#' Builds a Workset of Hathi Trust vol IDs by querying the Workset Builder 2.0
#'
#' Queries the SOLR endpoint of the Workset Builder 2.0 (beta) at
#' [https://solr2.htrc.illinois.edu/solr-ef20/](https://solr2.htrc.illinois.edu/solr-ef20/).
#' This API is experimental, and so this function can fail at any time if the
#' API changes.
#'
#' @param token The tokens to search for in the Hathi Trust Extracted Features
#' files. Can be a vector of characters, e.g., `c("liberal", "democracy")`; if
#' a character vector with more than one element, the results are interpreted
#' using the value of `token_join` -- by default AND, so that the query will
#' find all volumes where *all* the tokens appear, though not necessarily in
#' the same page (in the example, all volumes containing both "liberal" and
#' "democracy"). If `token_join` is "OR" then the query will find all volumes
#' where either of the tokens appear. Search is case-insensitive; phrases can
#' be included (e.g., "liberal democracy"), and the database will then return
#' matches where both terms appear in the *same page* (though not necessarily
#' next to each other).
#' @param lang Language. Default is "eng" (English); a string like "English" or
#' any 2 or 3 letter ISO639 code (available in the dataset [iso639] included
#' with this package) is allowed. (If no language code is found, the default
#' is to search all languages; set to `NULL` if you want to search all
#' languages). Right now this function can only search one language at a time;
#' if you wish to search for terms in more than one language, create multiple
#' worksets and bind them together.
#' @param title Title field. Multiple words will be joined with "AND"; can be a
#' phrase (e.g., "Democracy in America").
#' @param name Names associated with the book (e.g., author). Multiple terms
#' will be joined with "AND"; can be a phrase (e.g., "Alexis de Tocqueville").
#' @param imprint Imprint information (e.g., publisher). Multiple terms will be
#' joined with "AND"; can be a phrase (e.g., "University of Chicago Press").
#' @param pub_date Publication date in Hathi Trust metadata. Can be a range,
#' e.g., `1800:1900`, or a set of years, e.g., `c(1800, 1805)`.

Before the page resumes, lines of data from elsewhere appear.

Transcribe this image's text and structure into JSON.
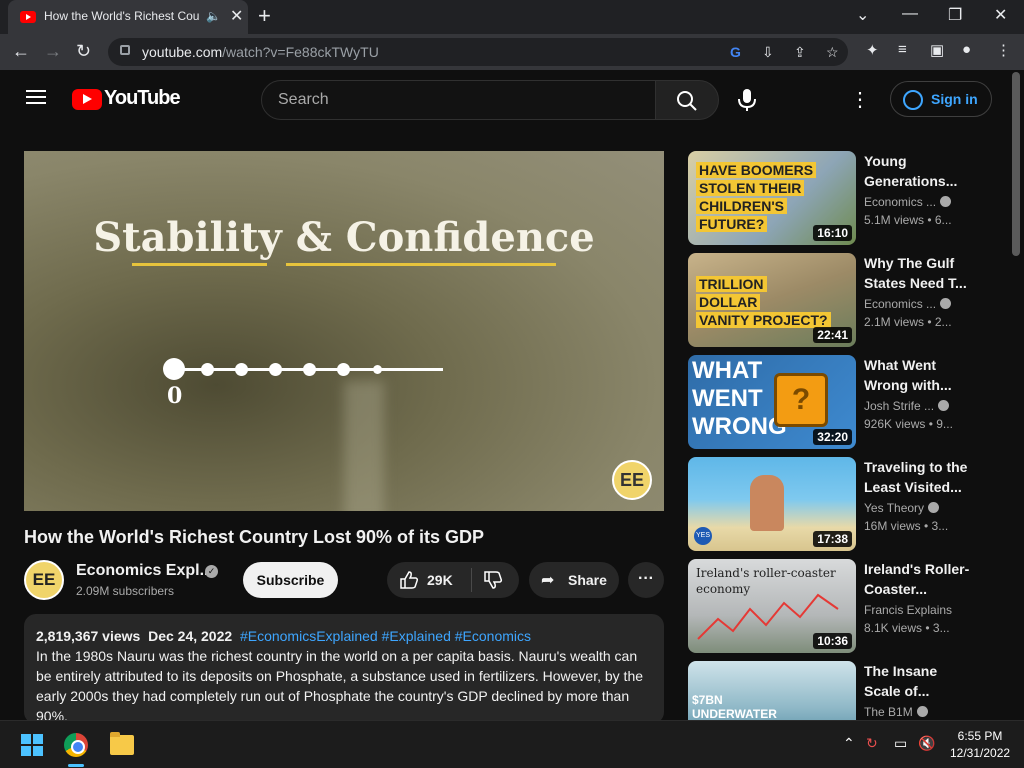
{
  "browser": {
    "tab_title": "How the World's Richest Cou",
    "tab_audio_icon": "speaker-icon",
    "url_domain": "youtube.com",
    "url_path": "/watch?v=Fe88ckTWyTU",
    "new_tab": "+",
    "win_min": "—",
    "win_restore": "❐",
    "win_close": "✕",
    "tab_list": "⌄"
  },
  "header": {
    "logo_text": "YouTube",
    "search_placeholder": "Search",
    "sign_in": "Sign in"
  },
  "player": {
    "slide_title": "Stability & Confidence",
    "timeline_start": "0",
    "badge": "EE"
  },
  "video": {
    "title": "How the World's Richest Country Lost 90% of its GDP",
    "channel": "Economics Expl...",
    "subscribers": "2.09M subscribers",
    "subscribe": "Subscribe",
    "likes": "29K",
    "share": "Share",
    "avatar": "EE"
  },
  "description": {
    "views": "2,819,367 views",
    "date": "Dec 24, 2022",
    "hashtags": "#EconomicsExplained #Explained #Economics",
    "text": "In the 1980s Nauru was the richest country in the world on a per capita basis. Nauru's wealth can be entirely attributed to its deposits on Phosphate, a substance used in fertilizers. However, by the early 2000s they had completely run out of Phosphate the country's GDP declined by more than 90%."
  },
  "recommendations": [
    {
      "title": "Young Generations...",
      "channel": "Economics ...",
      "views": "5.1M views • 6...",
      "duration": "16:10",
      "thumb_text": [
        "HAVE BOOMERS",
        "STOLEN THEIR",
        "CHILDREN'S",
        "FUTURE?"
      ]
    },
    {
      "title": "Why The Gulf States Need T...",
      "channel": "Economics ...",
      "views": "2.1M views • 2...",
      "duration": "22:41",
      "thumb_text": [
        "TRILLION",
        "DOLLAR",
        "VANITY PROJECT?"
      ]
    },
    {
      "title": "What Went Wrong with...",
      "channel": "Josh Strife ...",
      "views": "926K views • 9...",
      "duration": "32:20",
      "thumb_text": [
        "WHAT",
        "WENT",
        "WRONG"
      ]
    },
    {
      "title": "Traveling to the Least Visited...",
      "channel": "Yes Theory",
      "views": "16M views • 3...",
      "duration": "17:38",
      "thumb_text": []
    },
    {
      "title": "Ireland's Roller-Coaster...",
      "channel": "Francis Explains",
      "views": "8.1K views • 3...",
      "duration": "10:36",
      "thumb_text": [
        "Ireland's roller-coaster",
        "economy"
      ]
    },
    {
      "title": "The Insane Scale of...",
      "channel": "The B1M",
      "views": "",
      "duration": "",
      "thumb_text": [
        "$7BN",
        "UNDERWATER"
      ]
    }
  ],
  "taskbar": {
    "time": "6:55 PM",
    "date": "12/31/2022"
  }
}
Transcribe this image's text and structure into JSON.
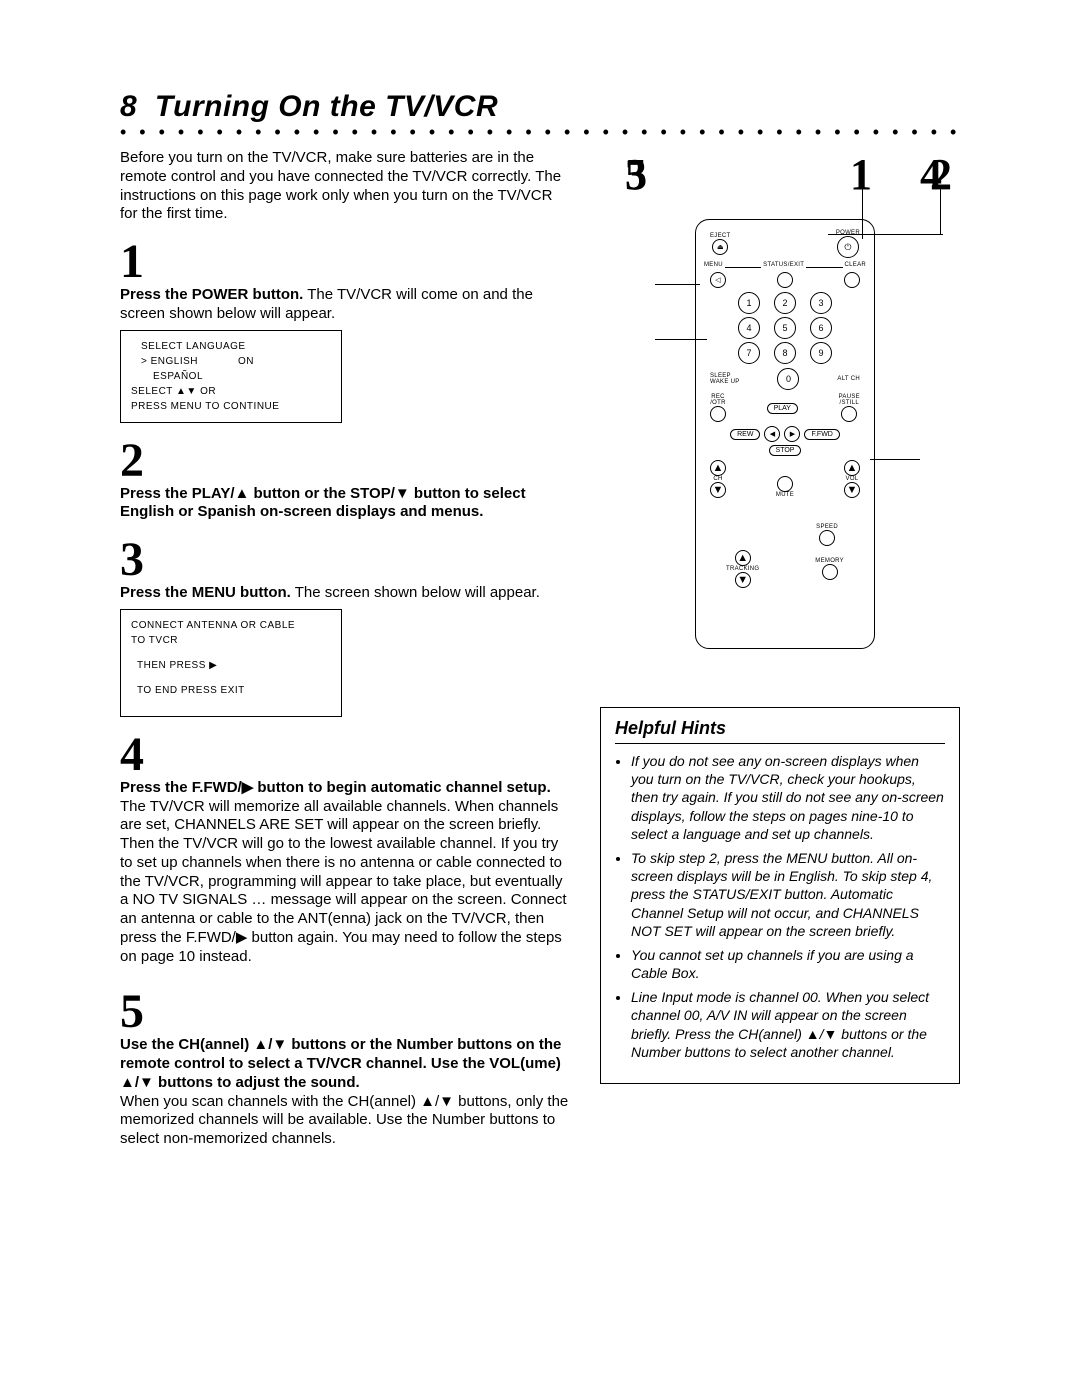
{
  "page_number": "8",
  "title": "Turning On the TV/VCR",
  "intro": "Before you turn on the TV/VCR, make sure batteries are in the remote control and you have connected the TV/VCR correctly. The instructions on this page work only when you turn on the TV/VCR for the first time.",
  "steps": {
    "s1": {
      "num": "1",
      "bold": "Press the POWER button.",
      "text": " The TV/VCR will come on and the screen shown below will appear."
    },
    "s2": {
      "num": "2",
      "bold": "Press the PLAY/▲ button or the STOP/▼ button to select English or Spanish on-screen displays and menus."
    },
    "s3": {
      "num": "3",
      "bold": "Press the MENU button.",
      "text": " The screen shown below will appear."
    },
    "s4": {
      "num": "4",
      "bold": "Press the F.FWD/▶ button to begin automatic channel setup.",
      "text": " The TV/VCR will memorize all available channels. When channels are set, CHANNELS ARE SET will appear on the screen briefly. Then the TV/VCR will go to the lowest available channel. If you try to set up channels when there is no antenna or cable connected to the TV/VCR, programming will appear to take place, but eventually a NO TV SIGNALS … message will appear on the screen. Connect an antenna or cable to the ANT(enna) jack on the TV/VCR, then press the F.FWD/▶ button again. You may need to follow the steps on page 10 instead."
    },
    "s5": {
      "num": "5",
      "bold": "Use the CH(annel) ▲/▼ buttons or the Number buttons on the remote control to select a TV/VCR channel. Use the VOL(ume) ▲/▼ buttons to adjust the sound.",
      "text2": "When you scan channels with the CH(annel) ▲/▼ buttons, only the memorized channels will be available. Use the Number buttons to select non-memorized channels."
    }
  },
  "screen1": {
    "l1": "SELECT LANGUAGE",
    "l2a": "> ENGLISH",
    "l2b": "ON",
    "l3": "ESPAÑOL",
    "l4": "SELECT ▲▼ OR",
    "l5": "PRESS MENU TO CONTINUE"
  },
  "screen2": {
    "l1": "CONNECT ANTENNA OR CABLE",
    "l2": "TO TVCR",
    "l3": "THEN PRESS ▶",
    "l4": "TO END PRESS EXIT"
  },
  "diagram_labels": {
    "d1": "1",
    "d2": "2",
    "d3": "3",
    "d4": "4",
    "d5": "5"
  },
  "remote": {
    "eject": "EJECT",
    "power": "POWER",
    "menu": "MENU",
    "status": "STATUS/EXIT",
    "clear": "CLEAR",
    "n1": "1",
    "n2": "2",
    "n3": "3",
    "n4": "4",
    "n5": "5",
    "n6": "6",
    "n7": "7",
    "n8": "8",
    "n9": "9",
    "n0": "0",
    "sleep": "SLEEP\nWAKE UP",
    "altch": "ALT CH",
    "rec": "REC\n/OTR",
    "play": "PLAY",
    "pause": "PAUSE\n/STILL",
    "rew": "REW",
    "ffwd": "F.FWD",
    "stop": "STOP",
    "ch": "CH",
    "vol": "VOL",
    "mute": "MUTE",
    "speed": "SPEED",
    "tracking": "TRACKING",
    "memory": "MEMORY",
    "up": "▲",
    "down": "▼",
    "left": "◀",
    "right": "▶"
  },
  "hints": {
    "title": "Helpful Hints",
    "h1": "If you do not see any on-screen displays when you turn on the TV/VCR, check your hookups, then try again. If you still do not see any on-screen displays, follow the steps on pages nine-10 to select a language and set up channels.",
    "h2": "To skip step 2, press the MENU button. All on-screen displays will be in English. To skip step 4, press the STATUS/EXIT button. Automatic Channel Setup will not occur, and CHANNELS NOT SET will appear on the screen briefly.",
    "h3": "You cannot set up channels if you are using a Cable Box.",
    "h4": "Line Input mode is channel 00. When you select channel 00, A/V IN will appear on the screen briefly. Press the CH(annel) ▲/▼ buttons or the Number buttons to select another channel."
  }
}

#' @param volumes_only If `TRUE` (the default), returns only volume IDs plus a
#' count of the number of times the tokens appear in the volume; `FALSE`
#' returns both volume and page IDs where the tokens are found. Note the page
#' IDs are 0-based; when looking for the page at the Hathi Digital Library
#' site, it's necessary to add 1. [browse_htids] does this automatically.

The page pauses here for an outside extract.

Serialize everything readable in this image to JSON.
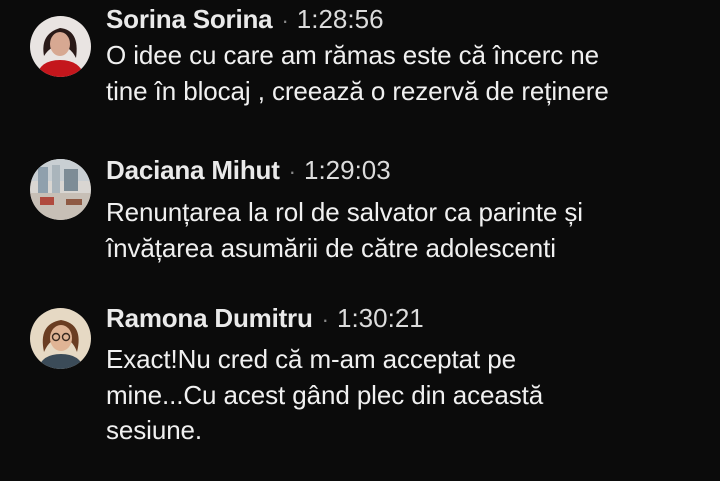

#' @param token_join The logical connector for the tokens in `token`, if more
#' than one. Default is "AND"; the query will ask for all volumes where all
#' tokens occur. "OR" means the query will ask for all volumes where any of
#' the tokens occur.
#' @param max_vols Maximum number of volumes to return. Default is `Inf`, all
#' volumes. Unfortunately the calculation is done locally, rather than
#' remotely, so generally even if it is set at a small number, you'll still
#' need to download all returned htids.
#' @param query_string You can pass a query string directly - this is very
#' useful for complex queries. For a guide to SOLR query syntax, see
#' https://solr.apache.org/guide/6_6/the-standard-query-parser.html#the-standard-query-parser;
#' for information about what fields are available see the Workset Builder
#' page https://solr2.htrc.illinois.edu/solr-ef20/
#' @param verbose Whether to display the query string used. Default is `FALSE`.

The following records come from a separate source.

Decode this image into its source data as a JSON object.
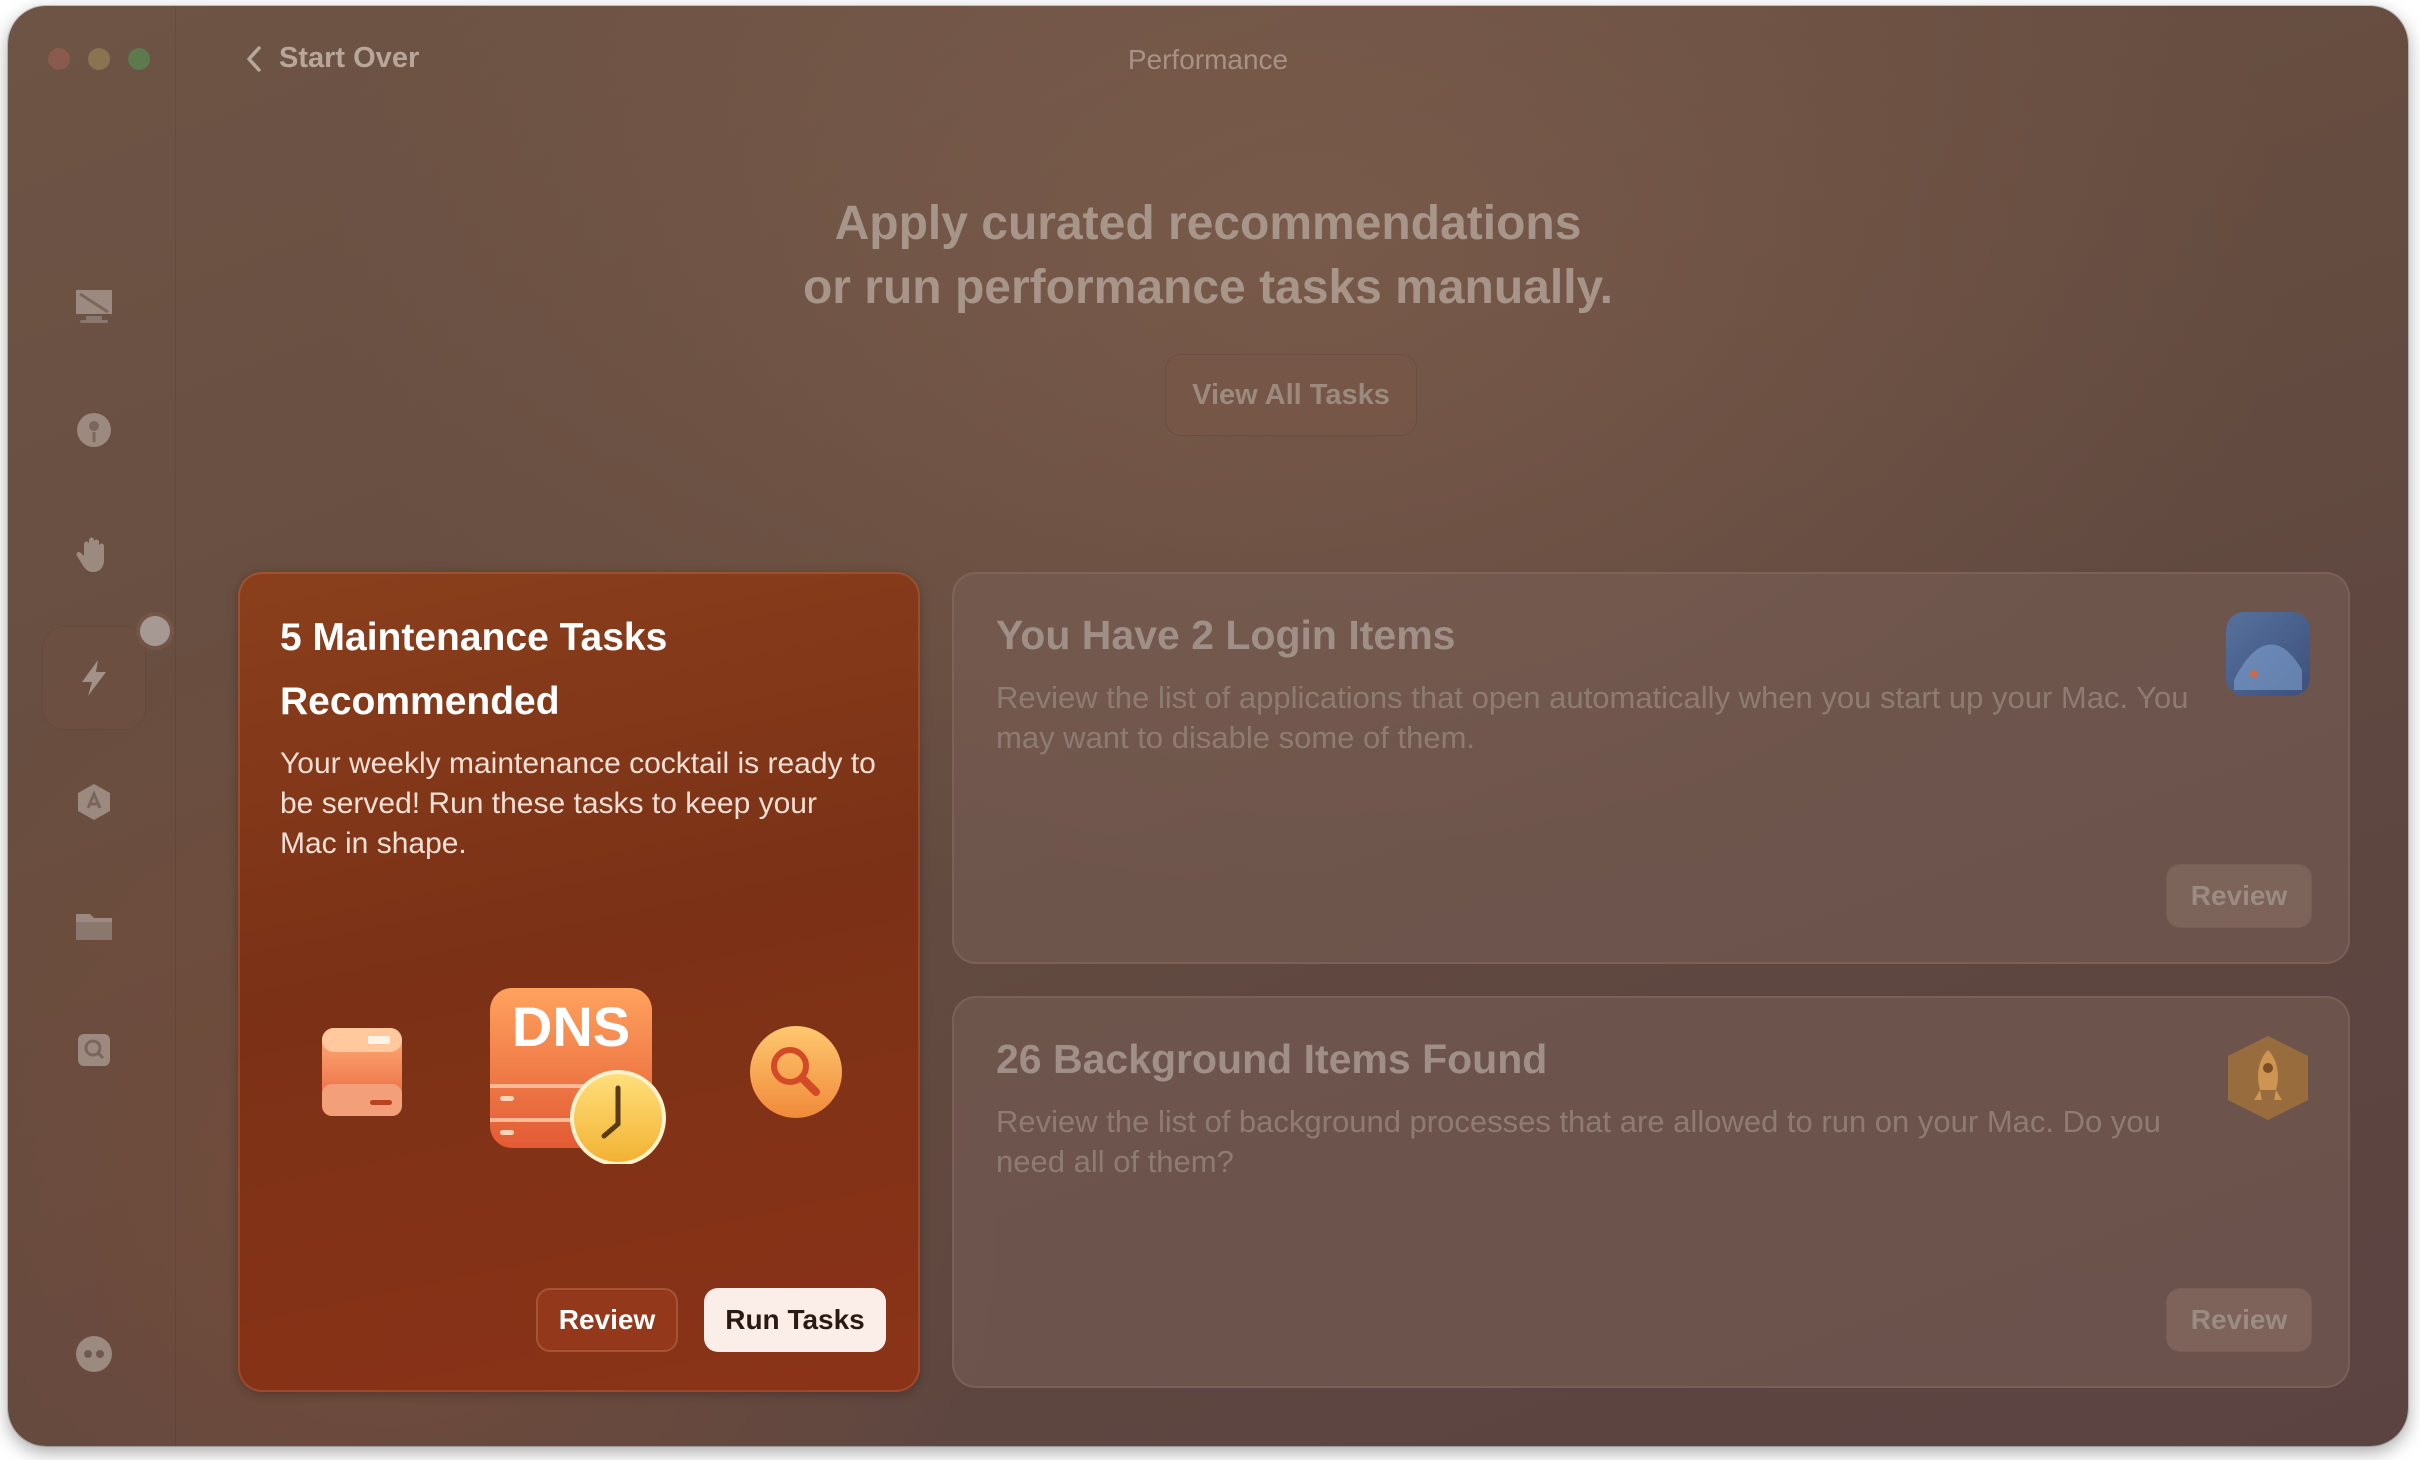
{
  "window": {
    "title": "Performance",
    "back_label": "Start Over"
  },
  "sidebar": {
    "items": [
      {
        "icon": "display-icon"
      },
      {
        "icon": "shield-icon"
      },
      {
        "icon": "hand-icon"
      },
      {
        "icon": "lightning-icon",
        "active": true
      },
      {
        "icon": "apps-icon"
      },
      {
        "icon": "folder-icon"
      },
      {
        "icon": "drive-search-icon"
      }
    ],
    "bottom_icon": "assistant-icon"
  },
  "main": {
    "headline_line1": "Apply curated recommendations",
    "headline_line2": "or run performance tasks manually.",
    "view_all_label": "View All Tasks"
  },
  "cards": {
    "maintenance": {
      "title_line1": "5 Maintenance Tasks",
      "title_line2": "Recommended",
      "description": "Your weekly maintenance cocktail is ready to be served! Run these tasks to keep your Mac in shape.",
      "dns_label": "DNS",
      "review_label": "Review",
      "run_label": "Run Tasks"
    },
    "login_items": {
      "title": "You Have 2 Login Items",
      "description": "Review the list of applications that open automatically when you start up your Mac. You may want to disable some of them.",
      "review_label": "Review"
    },
    "background_items": {
      "title": "26 Background Items Found",
      "description": "Review the list of background processes that are allowed to run on your Mac. Do you need all of them?",
      "review_label": "Review"
    }
  },
  "colors": {
    "accent_card": "#7b3116",
    "button_light": "#fbeee8",
    "dns_orange": "#f07a3c",
    "clock_yellow": "#f6c443"
  }
}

#' This is useful to learn how to use the more complex SOLR query syntax.
#'
#' @return A [tibble] with volume_ids, number of occurrences of the terms in the
#' volume, and if `volumes_only` is `FALSE` a column for page ids.
#' @export
#'
#' @examples
#' \donttest{
#' # All volumes that mention "tylenol" and "paracetamol", not necessarily in the same page
#' workset_builder(c("tylenol", "paracetamol"), volumes_only = FALSE)
#'
#' # All volumes mentioning "demagogue" published between 1800 and 1900
#' workset_builder("demagogue", pub_date = 1800:1900)
#'
#' # All volumes mentioning "demagogue" with "Tocqueville" and "Reeve"
#' # in the author field
#' workset_builder("demagogue", name = c("Tocqueville", "Reeve"))
#'
#' # All volumes with "Tocqueville" in the author field
#' workset_builder(name = "Tocqueville")
#' }
workset_builder <- function(token, title,
name, imprint, pub_date,
lang = "eng",
volumes_only = TRUE,
token_join = c("AND", "OR"),
max_vols = Inf,
query_string,
verbose = FALSE) {
if(missing(query_string)) {
volumeid_s <- htid <- NULL
token_join <- match.arg(token_join, c("AND", "OR"))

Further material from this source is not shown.